Watch this A.I. build fake faces that look entirely real
"Enhance!" is a standby of '90s TV shows. Now, a university team can create realistic faces out of blurry images. Except they're fake.
It’s the oldest trope in any crime-fighting TV show: a grizzled detective looks over a screen and barks out, “Enhance!” Suddenly, a once-blurry suspect comes into focus, making identification very easy and allowing the plot to continue. Famously, this is not how cameras work. They still don’t, but researchers at Duke University have developed an A.I that can turn blurry photos into new faces of people who don’t exist.
What’s the good in that? It’s important to understand that this new method of visualization, PULSE, likely won’t be used in the real world to create fake faces. Faces are just proof-of-concept, and PULSE can create low-res shots of almost anything and create sharp, realistic-looking pictures, ranging from astronomical phenomena to human organs. The details that change in the faces include stubble, fine lines, and eyelashes. So while the photos couldn’t be used to identify someone, they create very realistic people that come close.
Cynthia Rudin, a computer scientist at Duke who led the PULSE team, noted the method’s ability to create highly detailed images.
“Never have super-resolution images been created at this resolution before with this much detail,” she said in a press statement.
PULSE, which stands for Photo Upsampling via Latent Space Exploration, is detailed in a paper that the team has placed on pre-print depository arXiv. There, they detail how PULSE can take a 16 x 16-pixel image of a face, one where facial features are barely detectable, and rush in with millions of added pixels, creating 1024 x 1024-pixel images akin to high-definition resolution. It’s similar to watching a Nintendo SNES game suddenly turn into a Playstation 4 hyper-realistic game, except all the faces have changed.
Co-author Alex Damian, a Duke math major, notes that even when a person could barely identify facial features in a photo, “our algorithm still manages to do something with it, which is something that traditional approaches can’t do.”
What explains the big improvements? For the Duke team, it was a matter of finding better source material. Most A.I attempts at photo enhancement do their best to “guess” at specific sections of a photo, like hair or teeth. A traditional replacement can result in photos that look a little off, with textured hair or skin that doesn’t quite line up.
That’s why the Duke team decided to use what’s known as a “generative adversarial network,” or GAN. First developed in 2014, a GAN essentially sets up a game between two competitive neural networks. One of these networks is known as a generative network, which creates images sometimes based on images, sometimes made out of thin air. The other is called the discriminator. The game evolves as the generative network consistently tries to fool the discriminator, hopefully getting better and better with each attempt.
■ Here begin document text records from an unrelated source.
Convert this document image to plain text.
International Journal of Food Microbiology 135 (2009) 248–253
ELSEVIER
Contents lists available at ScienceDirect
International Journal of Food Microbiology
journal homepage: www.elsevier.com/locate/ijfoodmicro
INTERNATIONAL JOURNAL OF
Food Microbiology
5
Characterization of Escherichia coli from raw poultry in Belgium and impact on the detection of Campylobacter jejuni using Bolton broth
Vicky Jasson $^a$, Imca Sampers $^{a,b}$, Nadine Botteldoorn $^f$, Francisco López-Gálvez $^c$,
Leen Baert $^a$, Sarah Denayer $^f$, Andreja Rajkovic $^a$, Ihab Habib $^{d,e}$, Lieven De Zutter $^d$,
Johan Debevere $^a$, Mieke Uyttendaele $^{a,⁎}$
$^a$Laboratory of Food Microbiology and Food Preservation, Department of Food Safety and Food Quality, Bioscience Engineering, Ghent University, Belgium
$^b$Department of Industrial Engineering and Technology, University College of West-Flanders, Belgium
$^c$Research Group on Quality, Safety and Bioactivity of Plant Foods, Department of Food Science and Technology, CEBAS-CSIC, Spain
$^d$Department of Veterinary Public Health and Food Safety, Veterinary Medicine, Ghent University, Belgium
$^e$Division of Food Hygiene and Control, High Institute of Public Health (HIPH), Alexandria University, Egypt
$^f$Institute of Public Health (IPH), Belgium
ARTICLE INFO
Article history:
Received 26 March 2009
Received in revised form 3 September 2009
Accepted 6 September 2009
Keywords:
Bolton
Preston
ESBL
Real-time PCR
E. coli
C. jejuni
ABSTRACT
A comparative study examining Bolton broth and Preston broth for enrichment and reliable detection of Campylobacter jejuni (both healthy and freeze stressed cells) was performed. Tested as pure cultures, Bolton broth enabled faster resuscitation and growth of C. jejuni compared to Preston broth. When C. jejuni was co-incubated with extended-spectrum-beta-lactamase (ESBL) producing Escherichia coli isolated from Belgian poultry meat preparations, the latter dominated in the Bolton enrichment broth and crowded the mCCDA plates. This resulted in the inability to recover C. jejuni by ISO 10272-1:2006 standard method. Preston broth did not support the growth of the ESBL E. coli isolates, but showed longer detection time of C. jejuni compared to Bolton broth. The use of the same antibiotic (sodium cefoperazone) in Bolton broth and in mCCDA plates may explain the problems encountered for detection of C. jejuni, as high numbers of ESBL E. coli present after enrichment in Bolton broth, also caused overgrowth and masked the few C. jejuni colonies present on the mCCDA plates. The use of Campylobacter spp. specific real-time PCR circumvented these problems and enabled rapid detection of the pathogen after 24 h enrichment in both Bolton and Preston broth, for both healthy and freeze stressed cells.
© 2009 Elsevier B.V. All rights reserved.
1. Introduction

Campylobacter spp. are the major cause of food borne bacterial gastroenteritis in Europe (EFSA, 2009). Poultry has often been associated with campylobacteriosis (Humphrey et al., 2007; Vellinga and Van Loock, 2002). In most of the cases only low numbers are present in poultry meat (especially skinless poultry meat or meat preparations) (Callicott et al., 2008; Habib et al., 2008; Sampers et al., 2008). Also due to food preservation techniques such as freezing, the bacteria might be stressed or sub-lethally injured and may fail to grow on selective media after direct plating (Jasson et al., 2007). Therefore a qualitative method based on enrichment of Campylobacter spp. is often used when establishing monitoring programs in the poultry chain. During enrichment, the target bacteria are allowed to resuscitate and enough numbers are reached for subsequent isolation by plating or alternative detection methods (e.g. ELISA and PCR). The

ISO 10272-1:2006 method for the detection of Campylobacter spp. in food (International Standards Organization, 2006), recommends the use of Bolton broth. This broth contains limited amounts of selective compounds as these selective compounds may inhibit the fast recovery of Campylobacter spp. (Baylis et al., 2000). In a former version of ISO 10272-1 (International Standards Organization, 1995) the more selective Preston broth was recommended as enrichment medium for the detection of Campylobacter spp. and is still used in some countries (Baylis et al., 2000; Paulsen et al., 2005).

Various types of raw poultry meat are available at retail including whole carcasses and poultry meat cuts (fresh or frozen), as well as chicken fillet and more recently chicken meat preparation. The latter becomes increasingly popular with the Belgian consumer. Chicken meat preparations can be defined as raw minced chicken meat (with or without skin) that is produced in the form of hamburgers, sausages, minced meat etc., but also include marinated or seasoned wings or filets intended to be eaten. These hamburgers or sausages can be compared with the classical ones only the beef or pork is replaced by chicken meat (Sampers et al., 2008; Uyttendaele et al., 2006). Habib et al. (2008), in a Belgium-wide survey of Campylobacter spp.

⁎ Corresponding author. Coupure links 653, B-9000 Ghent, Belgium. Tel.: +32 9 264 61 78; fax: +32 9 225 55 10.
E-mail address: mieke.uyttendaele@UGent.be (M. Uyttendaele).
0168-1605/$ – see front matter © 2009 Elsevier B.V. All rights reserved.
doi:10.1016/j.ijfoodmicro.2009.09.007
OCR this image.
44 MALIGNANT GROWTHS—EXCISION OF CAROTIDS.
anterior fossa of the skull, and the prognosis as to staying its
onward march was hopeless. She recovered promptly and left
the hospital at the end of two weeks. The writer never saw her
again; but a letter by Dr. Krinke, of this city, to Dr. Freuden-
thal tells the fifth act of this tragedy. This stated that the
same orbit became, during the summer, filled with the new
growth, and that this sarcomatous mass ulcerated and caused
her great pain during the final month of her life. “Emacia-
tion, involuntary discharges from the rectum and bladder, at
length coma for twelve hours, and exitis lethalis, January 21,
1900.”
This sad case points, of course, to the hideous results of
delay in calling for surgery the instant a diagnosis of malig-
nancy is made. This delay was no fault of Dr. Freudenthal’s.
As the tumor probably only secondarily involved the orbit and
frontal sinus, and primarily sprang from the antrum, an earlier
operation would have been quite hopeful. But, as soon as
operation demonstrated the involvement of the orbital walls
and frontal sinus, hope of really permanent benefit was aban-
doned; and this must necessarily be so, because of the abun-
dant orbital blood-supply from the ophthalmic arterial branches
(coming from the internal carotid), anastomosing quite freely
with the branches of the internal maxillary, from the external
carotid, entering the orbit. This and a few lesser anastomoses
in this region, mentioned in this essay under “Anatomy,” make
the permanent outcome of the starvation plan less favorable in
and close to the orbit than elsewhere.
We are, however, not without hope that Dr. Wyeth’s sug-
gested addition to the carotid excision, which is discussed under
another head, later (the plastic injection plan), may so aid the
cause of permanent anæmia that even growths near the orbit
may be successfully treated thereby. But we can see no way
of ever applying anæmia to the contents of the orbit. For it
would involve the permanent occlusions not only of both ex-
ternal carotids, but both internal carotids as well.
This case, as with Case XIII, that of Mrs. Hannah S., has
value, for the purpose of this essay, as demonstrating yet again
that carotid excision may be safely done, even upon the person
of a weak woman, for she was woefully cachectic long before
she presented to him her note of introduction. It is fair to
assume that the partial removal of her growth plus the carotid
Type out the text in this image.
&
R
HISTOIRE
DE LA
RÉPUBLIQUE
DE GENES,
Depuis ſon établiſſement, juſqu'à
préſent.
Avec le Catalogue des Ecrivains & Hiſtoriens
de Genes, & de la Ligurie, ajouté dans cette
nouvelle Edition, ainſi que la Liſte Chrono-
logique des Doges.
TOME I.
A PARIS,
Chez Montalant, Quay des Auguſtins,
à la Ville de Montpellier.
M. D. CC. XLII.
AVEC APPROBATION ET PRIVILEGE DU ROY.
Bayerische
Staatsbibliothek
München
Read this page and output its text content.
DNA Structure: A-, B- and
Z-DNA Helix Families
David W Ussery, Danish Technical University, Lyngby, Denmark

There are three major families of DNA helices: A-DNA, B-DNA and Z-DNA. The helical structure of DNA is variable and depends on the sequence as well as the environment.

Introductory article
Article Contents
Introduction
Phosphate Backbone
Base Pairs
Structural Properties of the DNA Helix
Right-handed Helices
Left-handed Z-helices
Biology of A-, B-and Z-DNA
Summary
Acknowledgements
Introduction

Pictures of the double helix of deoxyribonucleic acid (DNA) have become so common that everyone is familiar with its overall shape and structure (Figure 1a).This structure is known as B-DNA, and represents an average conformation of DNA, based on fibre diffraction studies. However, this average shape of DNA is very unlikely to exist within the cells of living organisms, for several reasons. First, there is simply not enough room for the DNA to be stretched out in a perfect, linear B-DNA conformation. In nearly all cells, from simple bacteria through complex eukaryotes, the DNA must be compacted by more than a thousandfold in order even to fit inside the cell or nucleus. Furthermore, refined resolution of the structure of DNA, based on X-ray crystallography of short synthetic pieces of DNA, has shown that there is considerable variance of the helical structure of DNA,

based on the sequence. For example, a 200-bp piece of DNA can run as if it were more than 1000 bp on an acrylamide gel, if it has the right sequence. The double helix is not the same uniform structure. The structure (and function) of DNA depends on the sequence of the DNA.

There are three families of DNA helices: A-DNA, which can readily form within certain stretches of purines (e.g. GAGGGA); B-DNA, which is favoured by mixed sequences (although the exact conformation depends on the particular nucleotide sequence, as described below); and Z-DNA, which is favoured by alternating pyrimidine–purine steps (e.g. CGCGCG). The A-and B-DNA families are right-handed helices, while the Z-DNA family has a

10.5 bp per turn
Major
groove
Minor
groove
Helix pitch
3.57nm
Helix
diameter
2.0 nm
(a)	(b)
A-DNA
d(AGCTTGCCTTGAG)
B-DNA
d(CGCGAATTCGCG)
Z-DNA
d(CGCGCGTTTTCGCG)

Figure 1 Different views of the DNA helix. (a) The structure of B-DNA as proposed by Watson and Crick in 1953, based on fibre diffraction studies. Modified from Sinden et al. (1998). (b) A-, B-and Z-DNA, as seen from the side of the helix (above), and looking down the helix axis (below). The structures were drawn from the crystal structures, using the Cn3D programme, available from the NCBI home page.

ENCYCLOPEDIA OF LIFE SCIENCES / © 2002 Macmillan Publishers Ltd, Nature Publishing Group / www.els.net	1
In this case, the generative network was coming up with human faces based on the blurry photos, and the discriminator was determining if they were convincing enough to be real. Eventually, the generator won.
There are certainly privacy concerns with an A.I like PULSE, although researchers say it cannot be used to identify people due to its nature of adding in identifying features. However, full accuracy isn't exactly a requirement in current standards of security, as the use of the police sketch shows. There, recent studies have shown, even half-an-hour in delaying descriptions can radically alter how a person remembers a face. Humans holistically remember faces, as opposed to remembering individual sections.
So while PULSE couldn't give someone an exact replica, it's certainly possible that it could help push someone in a certain direction.
ABSTRACT: The primary aim of single-image super-resolution is to construct a high-resolution (HR) image from a corresponding low-resolution (LR) input. In previous approaches, which have generally been supervised, the training objective typically measures a pixel-wise average distance between the super-resolved (SR) and HR images. Optimizing such metrics often leads to blurring, especially in high variance (detailed) regions. We propose an alternative formulation of the super-resolution problem based on creating realistic SR images that downscale correctly. We present a novel super-resolution algorithm addressing this problem, PULSE (Photo Upsampling via Latent Space Exploration), which generates high-resolution, realistic images at resolutions previously unseen in the literature. It accomplishes this in an entirely self-supervised fashion and is not confined to a specific degradation operator used during training, unlike previous methods (which require training on databases of LR-HR image pairs for supervised learning). Instead of starting with the LR image and slowly adding detail, PULSE traverses the high-resolution natural image manifold, searching for images that downscale to the original LR image. This is formalized through the “downscaling loss,” which guides exploration through the latent space of a generative model. By leveraging properties of high-dimensional Gaussians, we restrict the search space to guarantee that our outputs are realistic. PULSE thereby generates super-resolved images that both are realistic and downscale correctly. We show extensive experimental results demonstrating the efficacy of our approach in the domain of face super-resolution (also known as face hallucination). Our method outperforms state-of-the-art methods in perceptual quality at higher resolutions and scale factors than previously possible.